Museum Ronggowarsito, Senyap di Tengah Keramaian Kota Semarang - Nasirullah Sitam

Museum Ronggowarsito, Senyap di Tengah Keramaian Kota Semarang

Share This
Koleksi Wayang di Museum Ronggowarsito
“Mohon maaf mas, museumnya sedang dalam tahap renovasi. Jadi belum diperbolehkan berkunjung,” Terang petugas di dalam pos. 

Aku mengucapan terima kasih atas informasinya. Lalu berjalan menuju tepi jalan, keluar dari pintu masuk Museum TNI Mandala Semarang. Sebenarnya museum ini menjadi salah satu destinasi tujuanku selain Museum Ronggowarsito. 

Entah kenapa, aku merasa ingin mengunjungi museum ini. Sedari awal memang tertarik saja mencari konten di Kota Semarang. Sebelumnya, aku juga sudah pernah mengulas Lawang Sewu yang ada di seberangnya. 
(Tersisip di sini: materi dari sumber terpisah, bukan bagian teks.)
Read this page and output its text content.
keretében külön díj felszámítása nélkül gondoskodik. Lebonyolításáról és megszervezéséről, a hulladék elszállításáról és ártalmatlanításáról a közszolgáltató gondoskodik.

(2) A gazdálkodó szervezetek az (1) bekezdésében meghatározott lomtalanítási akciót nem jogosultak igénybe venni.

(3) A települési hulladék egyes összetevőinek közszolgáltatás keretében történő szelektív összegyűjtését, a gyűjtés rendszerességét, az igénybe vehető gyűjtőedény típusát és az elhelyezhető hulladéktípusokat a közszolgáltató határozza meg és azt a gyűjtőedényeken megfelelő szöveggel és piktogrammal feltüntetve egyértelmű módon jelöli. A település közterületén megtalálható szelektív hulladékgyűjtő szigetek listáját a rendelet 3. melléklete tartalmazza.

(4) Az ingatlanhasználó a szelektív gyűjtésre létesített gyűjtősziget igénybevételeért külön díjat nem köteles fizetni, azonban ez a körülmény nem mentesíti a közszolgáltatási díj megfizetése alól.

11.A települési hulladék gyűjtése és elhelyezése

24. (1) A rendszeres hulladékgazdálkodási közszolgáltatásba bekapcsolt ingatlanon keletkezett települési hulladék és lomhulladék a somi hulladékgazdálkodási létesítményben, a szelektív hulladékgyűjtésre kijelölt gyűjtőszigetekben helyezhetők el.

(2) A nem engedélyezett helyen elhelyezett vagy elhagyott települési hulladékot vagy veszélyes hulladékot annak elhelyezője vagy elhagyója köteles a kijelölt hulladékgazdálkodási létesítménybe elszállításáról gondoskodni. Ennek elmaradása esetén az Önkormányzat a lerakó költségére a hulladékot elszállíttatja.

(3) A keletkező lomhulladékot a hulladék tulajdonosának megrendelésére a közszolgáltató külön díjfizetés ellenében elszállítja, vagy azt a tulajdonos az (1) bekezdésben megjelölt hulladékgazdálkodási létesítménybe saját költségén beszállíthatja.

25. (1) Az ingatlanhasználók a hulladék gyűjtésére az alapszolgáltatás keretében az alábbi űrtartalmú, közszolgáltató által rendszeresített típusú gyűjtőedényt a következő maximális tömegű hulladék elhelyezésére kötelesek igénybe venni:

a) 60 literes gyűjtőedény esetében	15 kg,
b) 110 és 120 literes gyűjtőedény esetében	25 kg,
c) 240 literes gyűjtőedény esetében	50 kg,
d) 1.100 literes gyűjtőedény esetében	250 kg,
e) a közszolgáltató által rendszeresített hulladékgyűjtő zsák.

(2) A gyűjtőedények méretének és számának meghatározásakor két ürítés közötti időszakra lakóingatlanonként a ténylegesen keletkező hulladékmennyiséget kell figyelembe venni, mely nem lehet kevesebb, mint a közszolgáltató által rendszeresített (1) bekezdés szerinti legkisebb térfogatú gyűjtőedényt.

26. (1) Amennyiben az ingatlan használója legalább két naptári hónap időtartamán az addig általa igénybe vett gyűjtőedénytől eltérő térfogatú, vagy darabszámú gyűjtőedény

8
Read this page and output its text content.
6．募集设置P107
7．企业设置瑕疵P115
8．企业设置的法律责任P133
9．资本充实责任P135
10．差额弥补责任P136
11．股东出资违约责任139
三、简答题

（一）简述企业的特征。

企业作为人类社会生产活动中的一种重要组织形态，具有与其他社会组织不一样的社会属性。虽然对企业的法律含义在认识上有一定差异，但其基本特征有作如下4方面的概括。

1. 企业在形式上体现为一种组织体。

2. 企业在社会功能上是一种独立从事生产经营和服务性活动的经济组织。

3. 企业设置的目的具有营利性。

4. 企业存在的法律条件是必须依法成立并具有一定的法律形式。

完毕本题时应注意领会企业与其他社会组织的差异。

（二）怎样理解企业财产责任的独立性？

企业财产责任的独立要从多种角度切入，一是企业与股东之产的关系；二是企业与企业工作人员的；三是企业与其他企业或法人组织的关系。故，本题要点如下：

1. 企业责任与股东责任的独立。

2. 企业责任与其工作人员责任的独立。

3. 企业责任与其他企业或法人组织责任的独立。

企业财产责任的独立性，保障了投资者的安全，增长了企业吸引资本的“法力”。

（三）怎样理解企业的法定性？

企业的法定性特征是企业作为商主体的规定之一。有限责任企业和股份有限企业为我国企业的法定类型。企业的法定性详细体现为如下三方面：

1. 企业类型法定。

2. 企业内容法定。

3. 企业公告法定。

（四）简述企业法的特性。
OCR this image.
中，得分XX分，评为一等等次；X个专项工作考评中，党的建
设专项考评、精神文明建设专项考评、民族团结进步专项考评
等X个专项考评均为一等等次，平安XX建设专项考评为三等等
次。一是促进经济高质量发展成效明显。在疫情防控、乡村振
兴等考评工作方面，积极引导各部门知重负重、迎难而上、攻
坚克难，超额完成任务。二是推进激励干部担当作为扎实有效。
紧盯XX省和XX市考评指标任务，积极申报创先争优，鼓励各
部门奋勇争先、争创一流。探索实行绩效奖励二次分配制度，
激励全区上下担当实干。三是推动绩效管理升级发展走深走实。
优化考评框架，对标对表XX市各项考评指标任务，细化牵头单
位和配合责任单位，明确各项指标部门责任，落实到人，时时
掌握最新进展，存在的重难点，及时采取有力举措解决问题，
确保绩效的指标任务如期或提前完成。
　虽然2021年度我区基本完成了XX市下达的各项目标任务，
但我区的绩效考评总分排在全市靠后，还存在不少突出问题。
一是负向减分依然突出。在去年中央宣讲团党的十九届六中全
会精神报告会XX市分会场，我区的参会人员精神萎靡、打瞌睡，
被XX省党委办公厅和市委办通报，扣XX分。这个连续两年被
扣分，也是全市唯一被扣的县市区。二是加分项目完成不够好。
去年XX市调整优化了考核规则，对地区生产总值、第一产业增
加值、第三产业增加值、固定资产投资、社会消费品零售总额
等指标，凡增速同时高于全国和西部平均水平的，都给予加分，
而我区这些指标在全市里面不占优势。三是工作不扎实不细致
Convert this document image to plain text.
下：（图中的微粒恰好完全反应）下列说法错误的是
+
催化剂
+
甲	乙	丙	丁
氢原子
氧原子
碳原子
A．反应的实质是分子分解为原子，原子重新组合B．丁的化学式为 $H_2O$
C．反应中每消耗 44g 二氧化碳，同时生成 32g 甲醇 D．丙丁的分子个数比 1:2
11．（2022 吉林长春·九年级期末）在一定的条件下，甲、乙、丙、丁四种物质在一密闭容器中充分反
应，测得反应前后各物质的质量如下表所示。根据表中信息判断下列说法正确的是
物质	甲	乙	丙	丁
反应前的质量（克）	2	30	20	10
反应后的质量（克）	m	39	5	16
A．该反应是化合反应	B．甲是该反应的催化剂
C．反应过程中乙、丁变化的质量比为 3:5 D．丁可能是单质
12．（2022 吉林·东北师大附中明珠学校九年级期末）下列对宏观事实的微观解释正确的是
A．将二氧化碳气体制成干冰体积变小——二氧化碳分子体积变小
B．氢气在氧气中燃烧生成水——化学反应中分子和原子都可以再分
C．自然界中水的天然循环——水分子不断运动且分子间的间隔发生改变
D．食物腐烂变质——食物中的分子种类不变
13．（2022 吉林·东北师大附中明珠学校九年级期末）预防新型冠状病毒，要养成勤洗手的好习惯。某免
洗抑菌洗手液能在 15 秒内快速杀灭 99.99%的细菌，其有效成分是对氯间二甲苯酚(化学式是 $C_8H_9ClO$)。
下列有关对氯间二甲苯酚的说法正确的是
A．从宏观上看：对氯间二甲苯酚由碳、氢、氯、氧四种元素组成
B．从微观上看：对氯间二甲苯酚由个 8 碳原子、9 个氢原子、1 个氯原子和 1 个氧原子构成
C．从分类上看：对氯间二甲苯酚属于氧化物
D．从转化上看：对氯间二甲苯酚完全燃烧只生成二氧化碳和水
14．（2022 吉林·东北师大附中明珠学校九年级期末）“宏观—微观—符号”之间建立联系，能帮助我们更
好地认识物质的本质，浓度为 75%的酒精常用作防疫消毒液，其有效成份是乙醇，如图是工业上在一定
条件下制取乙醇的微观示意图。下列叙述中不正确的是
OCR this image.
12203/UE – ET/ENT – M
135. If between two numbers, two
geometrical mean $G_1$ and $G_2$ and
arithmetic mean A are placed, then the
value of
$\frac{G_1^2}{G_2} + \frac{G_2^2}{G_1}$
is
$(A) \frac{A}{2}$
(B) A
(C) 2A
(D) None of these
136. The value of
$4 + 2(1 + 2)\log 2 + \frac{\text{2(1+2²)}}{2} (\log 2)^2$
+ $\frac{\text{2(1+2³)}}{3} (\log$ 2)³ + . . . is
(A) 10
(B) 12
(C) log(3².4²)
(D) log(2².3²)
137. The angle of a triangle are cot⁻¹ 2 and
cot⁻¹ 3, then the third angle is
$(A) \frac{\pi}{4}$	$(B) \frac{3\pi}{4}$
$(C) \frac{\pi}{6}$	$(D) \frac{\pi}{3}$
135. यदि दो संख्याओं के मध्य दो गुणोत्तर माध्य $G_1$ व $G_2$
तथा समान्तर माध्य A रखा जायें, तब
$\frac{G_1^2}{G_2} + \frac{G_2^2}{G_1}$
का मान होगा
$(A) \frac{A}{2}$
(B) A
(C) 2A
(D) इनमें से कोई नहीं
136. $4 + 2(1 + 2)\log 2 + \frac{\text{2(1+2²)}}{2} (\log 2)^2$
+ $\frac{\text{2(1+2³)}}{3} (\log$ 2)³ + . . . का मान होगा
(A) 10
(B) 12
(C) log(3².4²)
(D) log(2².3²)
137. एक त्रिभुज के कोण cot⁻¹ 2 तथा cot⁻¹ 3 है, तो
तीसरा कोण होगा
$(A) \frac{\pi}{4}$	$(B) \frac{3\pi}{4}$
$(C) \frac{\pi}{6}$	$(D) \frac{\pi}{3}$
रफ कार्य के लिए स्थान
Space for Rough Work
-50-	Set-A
Satu destinasi gagal kukunjungi dan hari jumat rasanya cukup pendek bagi kaum muslim. Aku bergegas memesan transportasi daring menuju Museum Ronggowarsito. Semoga saja museum ini buka, sehingga aku bisa mendapatkan konten blog. 

Berlokasi di jalan Abdul Rahman Saleh, Kalibanteng Kidul, Semarang Barat. Museum Ronggowarsito berada di salah satu sudut jalan raya. Transportasi daring yang mengantarku berhenti, aku berjalan menuju pendopo yang ada di depan. 

Ini kali pertama aku berkunjung ke Museum Ronggowarsito, sebelumnya sering ke Semarang, tapi hanya sebatas wacana untuk mengunjungi museum. Menjelang siang, suasana museum masih sunyi. Tidak terlihat keramaian pengunjung museum. 

Dua petugas museum yang berjaga di bagian depan kusapa. Untuk masuk museum, aku hanya menebus tiket sebesar 4000 rupiah. Sebuah harga yang sangat murah menurutku untuk museum sebesar ini. Aku segera membayar dan menitipkan tas di loker yang tersedia. 
Gunungan Blumbangan di depan pintu masuk
Gunungan Blumbangan di depan pintu masuk
Kubawa kamera, lantas menuju area dalam museum. Cukup lengang, belum terlihat ada pengunjung yang berbarengan denganku masuk. Di dalam museum areanya terbuka. Aku melihat arah anak panah untuk menunjukkan jalur yang ingin dijelajah. 

Enaknya berkunjung sendirian adalah aku bisa sesuka hati menikmati waktu di ruang-ruang tertentu dengan waktu yang lama. Jalur mengarahkan sisi kanan, sebuah pintu yang di depannya ada Gunungan Blumbangan. Kusempatkan memotret di depannya. 

Dilihat dari tulisan plang, ini adalah Gedung Geologi. Di dalamnya terdapat banyak lukisan terkait alam semesta. Selain itu juga ada semacam replika bebatuan Karangsambung-Kebumen. Sedikit bebatuan tertata di bawahnya. 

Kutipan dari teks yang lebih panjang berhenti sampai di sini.